Le gavage des oies pour les fêtes, « un supplice qui rappelle la torture »
Dès le milieu du XIXe siècle, dans le sillage de la création de la SPA et de l'adoption de la première loi de protection animale, des voix se font entendre pour dénoncer la pratique du gavage des oies.
Depuis 2005, selon la loi française, « le foie gras fait partie du patrimoine culturel et gastronomique protégé en France ».

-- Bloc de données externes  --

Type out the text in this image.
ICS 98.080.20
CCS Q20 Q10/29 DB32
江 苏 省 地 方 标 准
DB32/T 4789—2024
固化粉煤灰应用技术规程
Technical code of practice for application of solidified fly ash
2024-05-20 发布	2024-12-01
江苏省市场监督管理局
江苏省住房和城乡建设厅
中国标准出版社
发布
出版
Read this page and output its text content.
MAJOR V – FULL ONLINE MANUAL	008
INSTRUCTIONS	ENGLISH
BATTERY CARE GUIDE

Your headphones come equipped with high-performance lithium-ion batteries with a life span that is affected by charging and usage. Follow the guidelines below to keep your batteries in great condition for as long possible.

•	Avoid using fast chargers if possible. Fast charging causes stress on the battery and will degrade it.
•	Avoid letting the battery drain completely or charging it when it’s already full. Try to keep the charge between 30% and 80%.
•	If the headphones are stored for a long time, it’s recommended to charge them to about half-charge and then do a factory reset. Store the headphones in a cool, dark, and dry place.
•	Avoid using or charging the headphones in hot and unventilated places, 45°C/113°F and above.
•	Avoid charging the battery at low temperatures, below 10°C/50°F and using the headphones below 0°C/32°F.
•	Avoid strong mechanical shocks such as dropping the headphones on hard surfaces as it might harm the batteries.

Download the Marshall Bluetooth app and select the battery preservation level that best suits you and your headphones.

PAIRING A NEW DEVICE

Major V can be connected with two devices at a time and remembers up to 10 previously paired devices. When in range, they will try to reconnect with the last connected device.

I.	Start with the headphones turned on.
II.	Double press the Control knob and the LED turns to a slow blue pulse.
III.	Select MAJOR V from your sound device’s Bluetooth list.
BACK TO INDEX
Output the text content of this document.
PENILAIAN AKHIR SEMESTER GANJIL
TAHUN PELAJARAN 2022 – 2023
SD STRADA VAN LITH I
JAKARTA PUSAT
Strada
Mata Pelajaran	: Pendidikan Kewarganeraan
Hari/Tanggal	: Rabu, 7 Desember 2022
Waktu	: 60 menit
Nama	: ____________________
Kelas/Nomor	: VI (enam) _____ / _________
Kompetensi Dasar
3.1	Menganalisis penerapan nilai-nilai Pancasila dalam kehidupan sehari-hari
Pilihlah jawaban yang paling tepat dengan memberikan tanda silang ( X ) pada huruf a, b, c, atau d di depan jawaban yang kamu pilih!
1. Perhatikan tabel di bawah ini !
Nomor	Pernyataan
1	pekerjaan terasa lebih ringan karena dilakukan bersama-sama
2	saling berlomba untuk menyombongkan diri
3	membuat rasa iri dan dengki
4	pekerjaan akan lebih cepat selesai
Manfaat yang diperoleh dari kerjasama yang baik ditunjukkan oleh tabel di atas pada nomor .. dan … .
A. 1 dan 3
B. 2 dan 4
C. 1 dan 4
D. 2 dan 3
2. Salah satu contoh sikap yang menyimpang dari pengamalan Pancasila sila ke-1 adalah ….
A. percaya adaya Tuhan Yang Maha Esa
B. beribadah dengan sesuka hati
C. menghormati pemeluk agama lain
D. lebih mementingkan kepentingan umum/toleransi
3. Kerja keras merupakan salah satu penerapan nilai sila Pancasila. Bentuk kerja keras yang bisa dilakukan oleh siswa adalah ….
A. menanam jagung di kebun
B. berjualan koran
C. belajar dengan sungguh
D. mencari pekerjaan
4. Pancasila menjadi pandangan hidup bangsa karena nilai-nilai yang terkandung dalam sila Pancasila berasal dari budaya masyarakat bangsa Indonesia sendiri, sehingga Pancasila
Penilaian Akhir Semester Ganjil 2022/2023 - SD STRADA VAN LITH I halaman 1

C’est à partir du XVIIe que le développement démographique des campagnes conduit le Sud-Ouest, entre autres, à entreprendre des cultures nouvelles qui permettent l’essor de l’élevage des palmipèdes. Le foie gras commence alors à être vendu sur les marchés, procurant une source de revenus croissante aux paysans.
En quoi consiste le « gavage », facilité par l’invention de l’embuc (un entonnoir à piston) au XVIIIe siècle ?
En 1902, La Gazette de France décrit par le menu ce procédé qui ne cesse de se perfectionner :
« Cette opération consiste essentiellement dans l’intromission forcée d’une certaine quantité de pâtée liquide dans le jabot. [...]
L’extrémité de cet entonnoir est coupée en biseau et garnie de caoutchouc afin de ne pas courir le risque de blesser le gosier des volailles. Au moyen d’une grande cuiller dont on a bien calculé la contenance, on verse dans l'entonnoir une quantité déterminée de pâtée liquide.
Le mode opératoire est le suivant : l'oiseau est pris dans l'épinette ; l'opérateur, ayant à sa portée le vase rempli de pâtée, maintient l’oiseau entre ses genoux, lui introduit l'entonnoir de la main gauche et tient le cou allongé. De la main droite il prend la cuiller à pâtée et jette dans l’entonnoir la quantité nécessaire ; par un léger mouvement de pression des doigts il facilite la descente de cette pâtée. [...]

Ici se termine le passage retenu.